File: Specify the file(s) to be compressed.

Examples

Compress a specific file (e.g., filename):

bzip2 filename
# or
bzip2 -z filename

Here, there is no output during compression; the original filename is deleted and replaced by filename.bz2. If filename.bz2 already exists, it will not be replaced and an error will be displayed (to replace it, use the -f flag, e.g., bzip2 -f filename). If filename is a directory, an error is also prompted and no action is taken. If filename is already compressed with a .bz2 suffix, a warning is given and it won't be re-compressed; if it doesn't have the suffix, it will be compressed again.

Decompress a specific file (e.g., filename.bz2):

bzip2 -d filename.bz2
# or
bunzip2 filename.bz2

Here, there is no standard output during decompression; the original filename.bz2 is replaced by filename. If filename already exists, it will not be replaced and an error will be displayed (to replace it, use the -f flag, e.g., bzip2 -df filename.bz2).

Show output during compression/decompression:

$ bzip2 -v filename

Output:

filename:  0.119:1, 67.200 bits/byte, -740.00% saved, 5 in, 42 out.

Here, adding the -v flag provides output. Decompression works similarly: bzip2 -dv filename.bz2.

Test decompression without actually decompressing:

bzip2 -tv filename.bz2

Output:

filename.bz2: ok

Here, -t specifies a trial decompression without producing output files, effectively checking the file. Even if filename exists in the directory, no error will be reported because it's not actually decompressing. The -v flag is added to see the output on the screen; for actual decompression, bzip2 -dv filename.bz2 would show "done" instead of "ok".

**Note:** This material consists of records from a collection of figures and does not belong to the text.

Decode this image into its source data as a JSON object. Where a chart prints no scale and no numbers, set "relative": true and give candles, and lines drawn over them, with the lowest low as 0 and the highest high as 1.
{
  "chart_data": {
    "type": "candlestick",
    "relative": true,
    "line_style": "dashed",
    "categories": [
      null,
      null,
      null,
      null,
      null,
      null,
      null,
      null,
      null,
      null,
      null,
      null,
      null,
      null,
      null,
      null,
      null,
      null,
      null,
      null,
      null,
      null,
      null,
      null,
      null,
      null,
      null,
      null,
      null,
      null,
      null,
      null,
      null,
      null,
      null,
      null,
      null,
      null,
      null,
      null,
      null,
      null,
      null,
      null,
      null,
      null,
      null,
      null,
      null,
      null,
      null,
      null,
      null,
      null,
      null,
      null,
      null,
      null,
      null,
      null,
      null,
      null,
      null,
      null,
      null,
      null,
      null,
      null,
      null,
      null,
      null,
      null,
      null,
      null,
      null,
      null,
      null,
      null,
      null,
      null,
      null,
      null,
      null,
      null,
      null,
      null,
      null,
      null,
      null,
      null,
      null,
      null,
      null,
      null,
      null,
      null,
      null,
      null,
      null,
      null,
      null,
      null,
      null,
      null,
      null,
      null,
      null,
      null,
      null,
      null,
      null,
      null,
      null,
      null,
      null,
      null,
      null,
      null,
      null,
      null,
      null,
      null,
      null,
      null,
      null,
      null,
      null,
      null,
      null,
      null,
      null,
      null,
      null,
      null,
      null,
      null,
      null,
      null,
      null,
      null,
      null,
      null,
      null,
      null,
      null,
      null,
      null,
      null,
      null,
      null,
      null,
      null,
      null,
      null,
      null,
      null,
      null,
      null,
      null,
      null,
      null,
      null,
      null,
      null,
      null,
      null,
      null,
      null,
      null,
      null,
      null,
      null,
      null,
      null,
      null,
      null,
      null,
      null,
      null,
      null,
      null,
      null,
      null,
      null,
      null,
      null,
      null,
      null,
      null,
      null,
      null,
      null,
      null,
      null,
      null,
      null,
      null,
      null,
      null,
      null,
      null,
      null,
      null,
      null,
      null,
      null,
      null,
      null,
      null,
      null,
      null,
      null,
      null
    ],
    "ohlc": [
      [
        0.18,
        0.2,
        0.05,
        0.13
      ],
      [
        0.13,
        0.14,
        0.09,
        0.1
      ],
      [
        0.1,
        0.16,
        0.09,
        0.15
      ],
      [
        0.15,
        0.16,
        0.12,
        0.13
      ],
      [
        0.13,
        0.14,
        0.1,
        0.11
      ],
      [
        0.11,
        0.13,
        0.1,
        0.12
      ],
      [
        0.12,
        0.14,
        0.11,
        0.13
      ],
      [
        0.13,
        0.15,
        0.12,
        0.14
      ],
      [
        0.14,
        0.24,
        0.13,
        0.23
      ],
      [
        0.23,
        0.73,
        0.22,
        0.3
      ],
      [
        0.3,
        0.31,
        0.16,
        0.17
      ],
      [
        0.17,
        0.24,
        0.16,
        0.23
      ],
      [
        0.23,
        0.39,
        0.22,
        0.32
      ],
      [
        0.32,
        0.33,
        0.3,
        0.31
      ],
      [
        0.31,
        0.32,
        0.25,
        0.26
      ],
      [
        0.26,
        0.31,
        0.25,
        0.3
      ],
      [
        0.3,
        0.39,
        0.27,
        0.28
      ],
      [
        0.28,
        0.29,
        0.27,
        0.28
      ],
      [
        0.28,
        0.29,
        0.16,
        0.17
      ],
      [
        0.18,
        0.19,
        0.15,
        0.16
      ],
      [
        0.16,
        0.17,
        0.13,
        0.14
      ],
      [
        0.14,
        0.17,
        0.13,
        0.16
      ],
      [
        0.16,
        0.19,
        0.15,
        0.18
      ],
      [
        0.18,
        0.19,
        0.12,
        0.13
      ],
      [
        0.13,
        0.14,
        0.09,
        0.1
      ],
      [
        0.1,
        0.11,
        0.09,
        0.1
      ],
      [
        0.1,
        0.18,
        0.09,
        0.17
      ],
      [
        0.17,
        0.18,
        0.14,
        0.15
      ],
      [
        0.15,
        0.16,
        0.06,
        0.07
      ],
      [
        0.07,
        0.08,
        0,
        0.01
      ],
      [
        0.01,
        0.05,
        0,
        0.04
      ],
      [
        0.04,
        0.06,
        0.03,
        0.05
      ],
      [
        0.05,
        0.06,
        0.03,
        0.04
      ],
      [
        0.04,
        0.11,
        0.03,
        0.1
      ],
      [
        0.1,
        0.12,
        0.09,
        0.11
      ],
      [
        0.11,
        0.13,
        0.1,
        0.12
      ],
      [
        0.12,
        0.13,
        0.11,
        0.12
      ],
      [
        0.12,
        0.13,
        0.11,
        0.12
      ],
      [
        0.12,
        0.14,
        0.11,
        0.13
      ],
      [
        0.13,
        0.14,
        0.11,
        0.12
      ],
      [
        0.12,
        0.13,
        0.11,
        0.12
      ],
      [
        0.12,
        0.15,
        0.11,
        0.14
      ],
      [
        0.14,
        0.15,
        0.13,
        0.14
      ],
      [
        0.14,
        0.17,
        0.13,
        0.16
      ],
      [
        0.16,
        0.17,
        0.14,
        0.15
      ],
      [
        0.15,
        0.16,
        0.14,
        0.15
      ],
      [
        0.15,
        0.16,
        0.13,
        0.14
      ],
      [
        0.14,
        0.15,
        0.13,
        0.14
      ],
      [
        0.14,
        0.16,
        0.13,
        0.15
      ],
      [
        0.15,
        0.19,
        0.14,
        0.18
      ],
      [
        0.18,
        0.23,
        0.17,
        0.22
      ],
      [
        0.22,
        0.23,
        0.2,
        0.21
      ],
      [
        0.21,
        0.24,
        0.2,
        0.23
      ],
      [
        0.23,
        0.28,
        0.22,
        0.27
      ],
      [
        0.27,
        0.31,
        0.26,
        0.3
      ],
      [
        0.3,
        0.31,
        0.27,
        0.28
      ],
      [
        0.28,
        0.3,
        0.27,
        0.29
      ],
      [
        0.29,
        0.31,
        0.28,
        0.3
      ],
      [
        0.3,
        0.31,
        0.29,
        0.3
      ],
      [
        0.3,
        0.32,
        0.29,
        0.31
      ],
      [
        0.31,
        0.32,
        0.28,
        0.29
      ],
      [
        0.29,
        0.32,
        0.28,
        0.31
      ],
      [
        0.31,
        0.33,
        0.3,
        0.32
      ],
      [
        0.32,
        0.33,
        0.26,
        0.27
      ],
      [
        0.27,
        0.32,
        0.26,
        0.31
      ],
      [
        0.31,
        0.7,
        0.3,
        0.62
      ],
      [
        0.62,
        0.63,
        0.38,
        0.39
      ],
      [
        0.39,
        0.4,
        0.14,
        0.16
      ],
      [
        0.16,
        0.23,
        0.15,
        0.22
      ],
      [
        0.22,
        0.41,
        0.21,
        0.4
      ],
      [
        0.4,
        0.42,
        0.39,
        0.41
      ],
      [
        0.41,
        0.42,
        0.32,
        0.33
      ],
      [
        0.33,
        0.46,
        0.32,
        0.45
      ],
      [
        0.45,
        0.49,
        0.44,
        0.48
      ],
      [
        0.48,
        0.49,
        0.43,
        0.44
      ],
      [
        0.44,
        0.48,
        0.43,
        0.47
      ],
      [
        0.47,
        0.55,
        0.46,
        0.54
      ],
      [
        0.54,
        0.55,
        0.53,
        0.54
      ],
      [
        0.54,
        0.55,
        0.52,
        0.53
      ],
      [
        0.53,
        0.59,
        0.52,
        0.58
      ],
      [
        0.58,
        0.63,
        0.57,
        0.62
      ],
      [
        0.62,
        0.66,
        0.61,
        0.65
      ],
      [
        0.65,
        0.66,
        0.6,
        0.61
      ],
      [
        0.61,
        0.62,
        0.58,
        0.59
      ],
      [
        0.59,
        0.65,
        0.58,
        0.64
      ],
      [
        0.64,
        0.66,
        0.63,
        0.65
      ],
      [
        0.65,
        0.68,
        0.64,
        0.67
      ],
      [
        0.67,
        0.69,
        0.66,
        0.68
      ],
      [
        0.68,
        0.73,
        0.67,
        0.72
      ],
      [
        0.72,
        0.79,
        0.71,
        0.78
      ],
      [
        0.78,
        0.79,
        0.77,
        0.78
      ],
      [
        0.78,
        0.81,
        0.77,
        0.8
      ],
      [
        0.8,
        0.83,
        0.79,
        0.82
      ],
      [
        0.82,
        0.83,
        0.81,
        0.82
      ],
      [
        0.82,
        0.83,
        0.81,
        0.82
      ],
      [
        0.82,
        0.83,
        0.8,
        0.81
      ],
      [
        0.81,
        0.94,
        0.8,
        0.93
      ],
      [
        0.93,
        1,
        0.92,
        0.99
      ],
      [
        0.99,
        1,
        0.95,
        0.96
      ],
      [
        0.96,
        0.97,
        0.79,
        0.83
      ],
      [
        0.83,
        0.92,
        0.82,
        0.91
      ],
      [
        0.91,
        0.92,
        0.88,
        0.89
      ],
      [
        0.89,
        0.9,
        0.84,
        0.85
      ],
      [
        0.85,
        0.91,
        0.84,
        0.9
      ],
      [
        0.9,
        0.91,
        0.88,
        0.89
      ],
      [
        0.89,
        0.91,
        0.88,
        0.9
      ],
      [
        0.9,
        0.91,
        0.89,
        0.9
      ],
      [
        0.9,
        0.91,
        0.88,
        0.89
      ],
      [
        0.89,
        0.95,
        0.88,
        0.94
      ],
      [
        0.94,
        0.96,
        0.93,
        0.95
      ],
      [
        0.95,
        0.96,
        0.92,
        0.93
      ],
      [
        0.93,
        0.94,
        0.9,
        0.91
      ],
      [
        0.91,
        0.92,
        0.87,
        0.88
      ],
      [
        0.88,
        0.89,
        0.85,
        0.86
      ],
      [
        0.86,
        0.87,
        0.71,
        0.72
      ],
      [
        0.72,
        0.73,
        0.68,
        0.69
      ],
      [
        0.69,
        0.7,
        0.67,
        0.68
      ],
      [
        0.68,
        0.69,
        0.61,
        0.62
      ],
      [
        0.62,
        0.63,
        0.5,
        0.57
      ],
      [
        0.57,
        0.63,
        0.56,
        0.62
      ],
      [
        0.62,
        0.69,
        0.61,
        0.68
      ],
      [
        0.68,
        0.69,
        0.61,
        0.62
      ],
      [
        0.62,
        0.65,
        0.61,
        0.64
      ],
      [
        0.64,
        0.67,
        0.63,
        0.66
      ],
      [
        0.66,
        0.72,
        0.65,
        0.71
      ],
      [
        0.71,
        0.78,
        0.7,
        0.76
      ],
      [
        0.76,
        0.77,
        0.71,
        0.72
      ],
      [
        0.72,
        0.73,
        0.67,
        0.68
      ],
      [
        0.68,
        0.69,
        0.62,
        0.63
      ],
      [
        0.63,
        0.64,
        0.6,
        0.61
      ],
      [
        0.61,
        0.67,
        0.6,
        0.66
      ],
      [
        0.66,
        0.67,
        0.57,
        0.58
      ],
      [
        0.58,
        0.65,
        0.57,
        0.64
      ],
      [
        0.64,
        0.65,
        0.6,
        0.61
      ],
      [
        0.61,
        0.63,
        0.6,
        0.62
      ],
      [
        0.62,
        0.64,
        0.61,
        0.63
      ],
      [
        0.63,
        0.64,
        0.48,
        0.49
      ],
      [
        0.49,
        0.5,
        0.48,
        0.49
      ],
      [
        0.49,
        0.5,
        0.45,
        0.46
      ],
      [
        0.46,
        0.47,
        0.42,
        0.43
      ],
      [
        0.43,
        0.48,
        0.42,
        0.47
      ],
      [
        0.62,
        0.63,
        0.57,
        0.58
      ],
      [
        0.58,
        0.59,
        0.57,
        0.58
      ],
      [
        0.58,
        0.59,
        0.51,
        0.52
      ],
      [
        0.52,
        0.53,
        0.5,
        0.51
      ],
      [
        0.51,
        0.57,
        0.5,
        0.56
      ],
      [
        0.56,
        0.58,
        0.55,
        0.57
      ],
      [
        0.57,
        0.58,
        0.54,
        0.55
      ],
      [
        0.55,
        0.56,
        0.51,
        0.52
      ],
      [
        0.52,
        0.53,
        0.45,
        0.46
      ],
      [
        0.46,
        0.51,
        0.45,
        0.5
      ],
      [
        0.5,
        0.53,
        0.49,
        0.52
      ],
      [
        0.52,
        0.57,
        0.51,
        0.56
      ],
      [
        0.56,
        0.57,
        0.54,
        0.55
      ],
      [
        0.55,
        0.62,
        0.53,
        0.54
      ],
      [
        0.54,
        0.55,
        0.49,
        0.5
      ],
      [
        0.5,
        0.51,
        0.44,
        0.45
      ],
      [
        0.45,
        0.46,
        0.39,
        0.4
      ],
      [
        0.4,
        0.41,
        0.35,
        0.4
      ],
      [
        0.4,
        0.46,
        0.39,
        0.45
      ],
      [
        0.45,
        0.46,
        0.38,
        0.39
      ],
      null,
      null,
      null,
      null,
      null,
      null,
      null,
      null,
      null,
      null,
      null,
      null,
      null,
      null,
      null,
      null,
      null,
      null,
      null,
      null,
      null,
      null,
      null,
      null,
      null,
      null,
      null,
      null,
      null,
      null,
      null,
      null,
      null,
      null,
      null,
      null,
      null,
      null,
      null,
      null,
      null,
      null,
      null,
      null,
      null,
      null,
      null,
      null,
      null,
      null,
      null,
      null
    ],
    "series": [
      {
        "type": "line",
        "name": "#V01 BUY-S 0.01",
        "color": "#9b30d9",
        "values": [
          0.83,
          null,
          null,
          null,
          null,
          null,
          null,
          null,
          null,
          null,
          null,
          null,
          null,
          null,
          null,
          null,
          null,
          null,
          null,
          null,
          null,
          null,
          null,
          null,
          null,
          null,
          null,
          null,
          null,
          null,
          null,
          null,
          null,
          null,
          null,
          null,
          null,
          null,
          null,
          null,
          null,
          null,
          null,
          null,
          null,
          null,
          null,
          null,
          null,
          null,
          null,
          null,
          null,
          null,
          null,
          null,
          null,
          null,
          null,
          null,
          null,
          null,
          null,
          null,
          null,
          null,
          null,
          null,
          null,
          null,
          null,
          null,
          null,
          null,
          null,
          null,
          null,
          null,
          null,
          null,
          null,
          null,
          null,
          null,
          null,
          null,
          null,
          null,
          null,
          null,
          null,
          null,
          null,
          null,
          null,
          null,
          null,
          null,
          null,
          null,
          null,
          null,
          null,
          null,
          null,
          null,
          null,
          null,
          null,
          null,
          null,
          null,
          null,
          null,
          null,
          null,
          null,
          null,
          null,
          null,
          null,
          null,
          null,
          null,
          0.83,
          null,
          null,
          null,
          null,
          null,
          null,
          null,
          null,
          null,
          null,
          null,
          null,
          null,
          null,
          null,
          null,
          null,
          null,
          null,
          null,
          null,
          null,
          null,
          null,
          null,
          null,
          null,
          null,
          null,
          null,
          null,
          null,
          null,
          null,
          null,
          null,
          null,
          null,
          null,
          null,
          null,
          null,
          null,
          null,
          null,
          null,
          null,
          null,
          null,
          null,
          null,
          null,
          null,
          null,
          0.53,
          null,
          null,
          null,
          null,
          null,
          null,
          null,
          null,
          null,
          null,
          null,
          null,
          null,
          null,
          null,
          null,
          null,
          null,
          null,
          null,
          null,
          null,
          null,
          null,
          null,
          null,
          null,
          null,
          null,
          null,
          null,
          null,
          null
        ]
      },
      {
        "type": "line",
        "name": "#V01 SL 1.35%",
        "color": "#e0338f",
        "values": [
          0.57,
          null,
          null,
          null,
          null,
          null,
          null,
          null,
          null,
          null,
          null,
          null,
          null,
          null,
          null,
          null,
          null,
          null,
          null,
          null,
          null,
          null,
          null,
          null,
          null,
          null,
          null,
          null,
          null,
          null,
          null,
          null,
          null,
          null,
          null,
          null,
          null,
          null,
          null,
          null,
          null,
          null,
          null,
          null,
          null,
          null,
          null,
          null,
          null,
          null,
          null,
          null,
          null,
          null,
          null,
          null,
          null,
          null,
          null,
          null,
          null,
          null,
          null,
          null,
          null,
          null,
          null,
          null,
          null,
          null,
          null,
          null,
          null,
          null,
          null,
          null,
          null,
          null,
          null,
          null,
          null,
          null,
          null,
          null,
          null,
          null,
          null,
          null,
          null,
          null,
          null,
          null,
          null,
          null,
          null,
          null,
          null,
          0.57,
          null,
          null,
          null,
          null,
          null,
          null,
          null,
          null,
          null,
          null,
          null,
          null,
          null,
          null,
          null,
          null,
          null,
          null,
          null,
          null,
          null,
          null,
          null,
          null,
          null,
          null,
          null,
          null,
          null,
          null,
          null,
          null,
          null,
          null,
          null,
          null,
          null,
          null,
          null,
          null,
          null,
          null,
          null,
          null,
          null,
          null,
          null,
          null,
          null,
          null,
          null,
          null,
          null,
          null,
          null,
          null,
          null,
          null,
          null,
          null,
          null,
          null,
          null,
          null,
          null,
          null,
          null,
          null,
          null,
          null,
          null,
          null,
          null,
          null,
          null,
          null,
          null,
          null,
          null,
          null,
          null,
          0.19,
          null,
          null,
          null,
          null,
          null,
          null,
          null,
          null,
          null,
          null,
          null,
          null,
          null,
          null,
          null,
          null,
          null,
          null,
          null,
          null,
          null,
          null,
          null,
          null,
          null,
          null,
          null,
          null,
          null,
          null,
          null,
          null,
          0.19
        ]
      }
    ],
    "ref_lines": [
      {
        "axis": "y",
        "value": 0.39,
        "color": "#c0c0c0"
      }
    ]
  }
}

Keep the original file during compression/decompression:

bzip2 -k filename

Here, adding -k preserves the original file; otherwise, the original file is replaced by the result. Decompression works similarly: bzip2 -dk filename.bz2.

Decompress to standard output:

bzip2 -dc filename.bz2

Output:

hahahhaahahha

Here, using -c specifies output to standard output, displaying the contents of filename without deleting filename.bz2.

Compress to standard output:

bzip2 -c filename
bzip2: I won't write compressed data to a terminal.
bzip2: For help, type: `bzip2 --help'.

Here, using -c specifies compression to standard output without deleting the original file; however, compressed data cannot be directly output to a terminal.

Treat all subsequent arguments as files (even if they start with '-'):

bzip2 -- -myfilename

This is primarily to prevent ambiguity where a filename starting with - might be mistaken for an option.